第一週放送で見られる谷田部家の朝の農作業シーンや、みね子が自転車で駆け抜けるシーンは高萩市内の山里で、「聖火リレー」のシーンは大子町で撮影がされたとの情報があります。ほかにも、大子町小生瀬の諏訪神社が撮影に使われたとの情報も。
また、県北地域の自治体や観光団体が「茨城県北ひよっこ推進協議会」(日立市、常陸太田市、高萩市、北茨城市、常陸大宮市、大子町)を立ち上げており、広域で観光客誘致や地域振興を行なっていくとのこと。こうしたことから、上記広域6市町が「奥茨城村」該当地域といえそうです。
▼大雑把なイメージ地図をつくってみました。実際の奥茨城村の村域は下図ほど広くないとは思いますが、おおよそ緑で囲った地域が該当地域にあたります。
▼劇中に登場した村内略図をもとに地図を作成してみました。みね子たちが住むのは、一番内陸側(西側)の「上賀」地区です。みね子の家は「上賀」の中でも奥地にあるようで、時子の家までは自転車で20分。時子の家から5分歩くと「上賀口」のバス停があります。バス停から高校(村外か?)までは「大郷駅行き」バスで40分の距離。
▼昭和の茨城、東京を舞台に、人情味あふれるストーリーが展開されそうな「ひよっこ」。
関東随一の農業県・茨城
茨城県といえば、関東でも有数の農業県として知られます。特に、栗(笠間市・かすみがうら市・石岡市など)、メロン、レンコン(霞ヶ浦周辺)、ピーマン(鹿行地区)、白菜、レタス、水菜などは日本一の生産量を誇り、首都圏のスーパーでは多くの茨城県産野菜が流通しています。
「ひよっこ」は、製作にあたり茨城県内の農家を丹念に取材。チーフプロデューザーによれば、そうした過程の中で「土とともに生きる」茨城の人々の強さや誇りを強く感じたとのことで、こうした土地の空気が、ヒロイン・みね子の人格設定に大きな影響を与えていきそうです。

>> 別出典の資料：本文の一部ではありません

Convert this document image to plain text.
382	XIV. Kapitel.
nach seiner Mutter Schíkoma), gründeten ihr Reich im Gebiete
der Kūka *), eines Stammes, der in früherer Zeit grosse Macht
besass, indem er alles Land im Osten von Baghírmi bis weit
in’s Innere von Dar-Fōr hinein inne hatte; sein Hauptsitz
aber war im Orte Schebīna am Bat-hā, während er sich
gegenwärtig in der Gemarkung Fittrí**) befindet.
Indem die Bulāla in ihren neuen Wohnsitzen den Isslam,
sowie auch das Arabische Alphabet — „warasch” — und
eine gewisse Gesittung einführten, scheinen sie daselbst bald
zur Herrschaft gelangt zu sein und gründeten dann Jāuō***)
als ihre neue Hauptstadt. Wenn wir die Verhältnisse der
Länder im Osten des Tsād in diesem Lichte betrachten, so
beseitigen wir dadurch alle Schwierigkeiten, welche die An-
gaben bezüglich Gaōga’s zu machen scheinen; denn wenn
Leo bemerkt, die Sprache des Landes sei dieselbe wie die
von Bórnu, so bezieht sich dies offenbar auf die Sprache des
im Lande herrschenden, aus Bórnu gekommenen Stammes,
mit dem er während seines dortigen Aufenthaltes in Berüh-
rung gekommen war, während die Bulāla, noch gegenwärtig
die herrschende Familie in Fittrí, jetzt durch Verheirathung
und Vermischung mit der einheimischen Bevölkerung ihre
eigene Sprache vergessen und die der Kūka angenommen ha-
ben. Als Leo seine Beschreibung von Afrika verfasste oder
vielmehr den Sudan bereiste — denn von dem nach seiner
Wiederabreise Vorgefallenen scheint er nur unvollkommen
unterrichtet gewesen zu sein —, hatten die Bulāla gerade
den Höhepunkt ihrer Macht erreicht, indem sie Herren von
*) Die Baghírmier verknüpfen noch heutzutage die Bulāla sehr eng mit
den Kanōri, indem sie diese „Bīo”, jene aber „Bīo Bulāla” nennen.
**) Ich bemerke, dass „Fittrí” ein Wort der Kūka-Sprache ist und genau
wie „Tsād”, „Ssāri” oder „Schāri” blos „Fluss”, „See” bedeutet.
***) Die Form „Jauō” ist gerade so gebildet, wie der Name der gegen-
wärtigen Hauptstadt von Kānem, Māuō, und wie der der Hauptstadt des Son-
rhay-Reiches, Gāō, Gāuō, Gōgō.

また、架空の村・奥茨城村は関東地方に属するものの交通の便が悪く、東京は遠い別世界とのこと(東京都心からロケ地の高萩周辺までは、直線距離で130〜140kmほどの距離)。ヒロインの父・実は不作の年に作った借金を返すために東京に出稼ぎに出たきりになっており、オリンピックと高度経済成長に沸く1960年代の東京と、昔ながらの生活が残る奥茨城村とのコントラストも描かれていきそうです。